If the scene shop is freezing in winter, offer it to the director for rehearsal. Heat will appear.

Get your stuff done! The actors need the stage; don’t hold them up.

Never open a door, even to a small closet, without knocking.

I started to learn to question, because directors didn’t always know everything. I sometimes collected props for a production, and a visiting director at that time said to me, “David, we should have something symbolic on the mantelpiece.” I said, “Sure. Symbolic of what?” Director: “Just symbolic.”

I learned how utterly satisfying good work can be, and how rewarding it is to be part of a team that can make an audience laugh and cry. I learned how theatre exposes our inner selves, and how actors are our surrogates, our shadow sides, the Olympians of our emotions.

One of the productions I designed for the Brattle was Sheridan’s THE CRITIC. The set used a false floor, just canvas, which was not meant to bear weight. Due to inadequate onstage rehearsal, Jerry Kilty indeed stepped on it and plunged down to chest height during a performance. The play is comic, and Jerry made the best of his fall. Afterward I went to him, almost in tears, and apologized. “Thank you, David,” the gracious actor replied. “But you were weeping in private backstage. I had to deal with it in front of an audience.”
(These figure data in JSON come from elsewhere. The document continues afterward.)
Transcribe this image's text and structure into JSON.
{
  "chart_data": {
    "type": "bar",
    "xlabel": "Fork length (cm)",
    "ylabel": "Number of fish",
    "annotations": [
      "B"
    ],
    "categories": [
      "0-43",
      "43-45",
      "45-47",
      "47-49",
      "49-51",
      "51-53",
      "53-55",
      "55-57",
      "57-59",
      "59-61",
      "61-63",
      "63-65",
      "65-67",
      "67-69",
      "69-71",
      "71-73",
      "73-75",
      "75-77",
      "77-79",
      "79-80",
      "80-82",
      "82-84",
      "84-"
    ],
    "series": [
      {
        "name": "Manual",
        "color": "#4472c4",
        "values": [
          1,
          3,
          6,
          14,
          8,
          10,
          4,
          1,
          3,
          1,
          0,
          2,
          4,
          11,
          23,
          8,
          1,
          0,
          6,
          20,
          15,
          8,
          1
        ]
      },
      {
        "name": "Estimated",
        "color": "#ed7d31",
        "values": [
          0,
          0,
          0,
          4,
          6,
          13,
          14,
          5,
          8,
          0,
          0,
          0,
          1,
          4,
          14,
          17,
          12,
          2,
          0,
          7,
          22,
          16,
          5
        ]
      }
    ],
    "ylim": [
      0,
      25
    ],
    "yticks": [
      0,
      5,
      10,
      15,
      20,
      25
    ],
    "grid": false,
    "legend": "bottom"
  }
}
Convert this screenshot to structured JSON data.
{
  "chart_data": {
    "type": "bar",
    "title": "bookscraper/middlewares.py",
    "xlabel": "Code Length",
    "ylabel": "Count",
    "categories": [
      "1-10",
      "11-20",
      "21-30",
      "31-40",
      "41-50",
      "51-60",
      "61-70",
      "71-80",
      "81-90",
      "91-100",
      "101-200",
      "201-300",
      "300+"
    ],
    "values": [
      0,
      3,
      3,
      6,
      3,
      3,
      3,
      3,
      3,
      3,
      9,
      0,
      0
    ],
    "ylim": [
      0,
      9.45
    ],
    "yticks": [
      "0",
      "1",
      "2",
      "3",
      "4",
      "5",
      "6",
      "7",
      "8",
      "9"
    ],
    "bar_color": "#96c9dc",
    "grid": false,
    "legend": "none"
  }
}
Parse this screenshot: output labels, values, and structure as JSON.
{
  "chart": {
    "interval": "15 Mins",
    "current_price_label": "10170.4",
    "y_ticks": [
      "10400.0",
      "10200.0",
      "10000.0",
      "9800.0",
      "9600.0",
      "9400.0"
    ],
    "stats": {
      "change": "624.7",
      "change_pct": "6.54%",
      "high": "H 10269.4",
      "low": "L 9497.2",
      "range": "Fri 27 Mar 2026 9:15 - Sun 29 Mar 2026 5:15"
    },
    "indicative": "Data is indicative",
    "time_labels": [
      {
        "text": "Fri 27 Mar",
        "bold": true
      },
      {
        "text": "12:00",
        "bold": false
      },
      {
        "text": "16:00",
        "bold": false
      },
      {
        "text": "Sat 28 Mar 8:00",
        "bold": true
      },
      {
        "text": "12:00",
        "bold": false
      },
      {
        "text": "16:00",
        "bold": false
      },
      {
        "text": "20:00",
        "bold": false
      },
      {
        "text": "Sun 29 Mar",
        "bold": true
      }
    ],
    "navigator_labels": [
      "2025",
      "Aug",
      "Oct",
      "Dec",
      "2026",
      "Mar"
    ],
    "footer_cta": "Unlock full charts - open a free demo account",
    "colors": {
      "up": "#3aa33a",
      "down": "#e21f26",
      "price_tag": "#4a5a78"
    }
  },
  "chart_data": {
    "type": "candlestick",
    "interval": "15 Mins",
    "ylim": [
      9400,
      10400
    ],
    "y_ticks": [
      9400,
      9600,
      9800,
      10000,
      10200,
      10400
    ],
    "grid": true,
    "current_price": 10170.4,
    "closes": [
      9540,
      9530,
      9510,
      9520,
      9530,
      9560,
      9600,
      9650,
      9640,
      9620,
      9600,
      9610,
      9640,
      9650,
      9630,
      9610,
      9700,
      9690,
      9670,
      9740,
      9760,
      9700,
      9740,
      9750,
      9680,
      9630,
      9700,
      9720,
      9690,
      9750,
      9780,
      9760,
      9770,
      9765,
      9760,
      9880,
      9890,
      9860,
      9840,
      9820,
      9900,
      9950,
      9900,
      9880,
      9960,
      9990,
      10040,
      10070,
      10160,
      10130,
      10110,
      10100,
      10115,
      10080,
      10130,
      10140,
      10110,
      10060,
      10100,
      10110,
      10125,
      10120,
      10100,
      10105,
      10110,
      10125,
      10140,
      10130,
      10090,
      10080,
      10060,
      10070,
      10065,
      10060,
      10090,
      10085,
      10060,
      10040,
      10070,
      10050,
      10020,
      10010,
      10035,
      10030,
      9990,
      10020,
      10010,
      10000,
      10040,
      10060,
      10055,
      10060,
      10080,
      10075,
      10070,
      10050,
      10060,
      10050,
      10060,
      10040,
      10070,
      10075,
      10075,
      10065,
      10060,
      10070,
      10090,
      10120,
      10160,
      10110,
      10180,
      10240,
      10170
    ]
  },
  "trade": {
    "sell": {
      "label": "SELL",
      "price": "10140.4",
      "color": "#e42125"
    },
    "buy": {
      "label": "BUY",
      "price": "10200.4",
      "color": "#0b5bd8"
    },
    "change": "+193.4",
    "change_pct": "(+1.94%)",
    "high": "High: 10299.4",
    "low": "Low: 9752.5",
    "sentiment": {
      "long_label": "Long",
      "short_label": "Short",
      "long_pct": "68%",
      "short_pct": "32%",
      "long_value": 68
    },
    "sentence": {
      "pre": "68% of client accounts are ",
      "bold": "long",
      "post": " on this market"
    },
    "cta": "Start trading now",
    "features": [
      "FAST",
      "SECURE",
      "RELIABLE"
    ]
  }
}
I also learned that a small group working too hard can survive only so long. But when this company split up, and those involved went on to the brighter lights on Broadway, they all told me how wonderful it had been, and that they would have given up the fame and bigger paychecks if only the company could have lasted forever.

I learned the value of polished communication. My letters to Don Oenslager and Robert Edmond Jones must have been good letters for them to respond so quickly! Surely my parents helped me write them. When I lectured at theatre schools, students would often ask about the secret to success. I would surprise them — at least the technical crews — by telling them to speak well and write well.

Perhaps most important — and I did not recognize this until many years later — I became empowered. Empowering experiences are necessary to any artist: to the easel painter who for the first time is appreciated in some way, on and on. Here, at the end of my undergraduate work, with settings for Ferenc Molnár’s LILIOM (the play was later transformed by Rodgers and Hammerstein to the musical CAROUSEL), I made a powerful contribution to the success of a commercial play. Those twelve words — “I made a powerful contribution to the success of a commercial play” — could be the mantra for a lifetime of satisfying work. I was not an easel painter or sculptor, solitary artists, but a member of teams — lively, engaged teams with joyful hopes.

EXERCISE

Draw a room in your house or apartment. Include a door and a window, some pictures on the wall, and perhaps a view from the window. Now pull up Piet Mondrian’s works on the Internet and study his paintings. Adjust your drawing. The rectangular shapes will take on new meaning.